We now know that setting timelines for establishing registers does work. Although a handful of the smaller jurisdictions did not meet the 30 June deadline, at least they used it as a target. Along with organisations like Christian Aid, Action Aid and Global Witness, Transparency International UK has been calling for the OTs and CDs to draw up timelines for establishing public registers of beneficial ownership. A public, central register is still the most effective and practical way to record information on beneficial ownership and facilitate access to all who can make good use of it.
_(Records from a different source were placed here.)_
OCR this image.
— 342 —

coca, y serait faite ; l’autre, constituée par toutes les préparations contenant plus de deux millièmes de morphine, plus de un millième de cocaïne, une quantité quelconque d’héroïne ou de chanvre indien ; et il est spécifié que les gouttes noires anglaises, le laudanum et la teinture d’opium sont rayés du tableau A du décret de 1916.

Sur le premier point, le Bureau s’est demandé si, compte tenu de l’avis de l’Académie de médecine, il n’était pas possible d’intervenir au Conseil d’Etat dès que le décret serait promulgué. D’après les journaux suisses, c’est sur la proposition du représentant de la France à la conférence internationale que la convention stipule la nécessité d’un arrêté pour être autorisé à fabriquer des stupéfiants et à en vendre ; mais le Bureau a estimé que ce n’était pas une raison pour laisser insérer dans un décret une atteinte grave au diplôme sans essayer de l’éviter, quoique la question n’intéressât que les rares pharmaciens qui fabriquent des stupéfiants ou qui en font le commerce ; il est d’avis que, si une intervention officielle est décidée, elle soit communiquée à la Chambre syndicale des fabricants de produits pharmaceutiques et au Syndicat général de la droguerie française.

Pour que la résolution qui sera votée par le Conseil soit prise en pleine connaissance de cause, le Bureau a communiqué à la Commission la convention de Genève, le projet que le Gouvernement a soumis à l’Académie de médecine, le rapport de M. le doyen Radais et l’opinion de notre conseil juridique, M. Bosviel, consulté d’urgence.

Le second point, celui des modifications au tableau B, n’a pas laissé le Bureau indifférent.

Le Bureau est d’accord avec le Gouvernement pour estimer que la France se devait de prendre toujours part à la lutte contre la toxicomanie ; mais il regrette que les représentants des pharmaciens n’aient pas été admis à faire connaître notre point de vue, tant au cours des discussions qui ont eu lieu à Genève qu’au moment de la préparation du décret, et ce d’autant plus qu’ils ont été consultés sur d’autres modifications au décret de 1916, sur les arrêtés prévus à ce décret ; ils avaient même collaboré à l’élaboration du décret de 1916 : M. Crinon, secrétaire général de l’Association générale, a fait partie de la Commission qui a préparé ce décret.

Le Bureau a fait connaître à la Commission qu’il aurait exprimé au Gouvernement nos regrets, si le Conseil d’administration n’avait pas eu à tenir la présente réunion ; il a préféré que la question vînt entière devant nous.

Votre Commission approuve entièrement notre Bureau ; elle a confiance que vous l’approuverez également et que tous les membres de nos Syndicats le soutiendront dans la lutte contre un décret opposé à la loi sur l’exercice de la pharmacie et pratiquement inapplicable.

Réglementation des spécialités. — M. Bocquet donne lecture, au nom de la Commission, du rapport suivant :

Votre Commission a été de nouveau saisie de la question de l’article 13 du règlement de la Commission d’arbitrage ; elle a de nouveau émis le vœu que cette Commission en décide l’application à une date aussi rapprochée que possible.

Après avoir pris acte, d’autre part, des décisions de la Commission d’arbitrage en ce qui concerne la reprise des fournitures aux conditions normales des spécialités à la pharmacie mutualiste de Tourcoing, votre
But the process of developing timelines is simply a means to an end. Whether timelines are set, met or ignored entirely, what matters most is that we end up with a system robust enough to curb money laundering through these jurisdictions. In the 2016 Panama Papers leak, which exposed 11.5 million documents from company service provider Mossack Fonseca, over half of the 200,000+ companies were registered in the BVI alone. In the wake of the leak UK investigations are ongoing, but we know that nine potential professional enablers of crime have been identified; 43 high net worth individuals have been placed under special review, and; 26 offshore companies have been identified as suspicious.
So when it comes to considering the effectiveness of central registers in highlighting suspicious activity and preventing corruption, the real proof of the pudding will be in the eating. There will be two government reviews – in December 2017 and January 2019 – which will consider the effectiveness of these new systems. The Financial Action Task Force’s (FATF) Recommendation 33 states that maintaining comprehensive statistics is essential to assessing whether a country’s anti-money laundering system is effective. It is crucial that the findings of these reviews are published in full, so that there can be proper scrutiny over the capabilities of these registers to crack down on illicit activity.
What now?
The National Crime Agency should adhere to FATF recommendations and publish anti-money laundering statistics. This includes data on the number of queries from UK law enforcement into the central registers, as well as the number of responses received and the number of convictions deriving from investigations utilising information held in these central systems. When statistics and data around anti-money laundering are properly published, we will have a far better understanding of how effective these systems are.
Most importantly, however, to be credible in the fight against corruption, the gold standard of public beneficial ownership registers should be the end goal for all OTs and CDs. Setting up central registers was a big step on the journey to transparency, but it must not be seen as a resting point. Timelines should be set and published for a transition to full transparency and accessibility of that beneficial ownership information.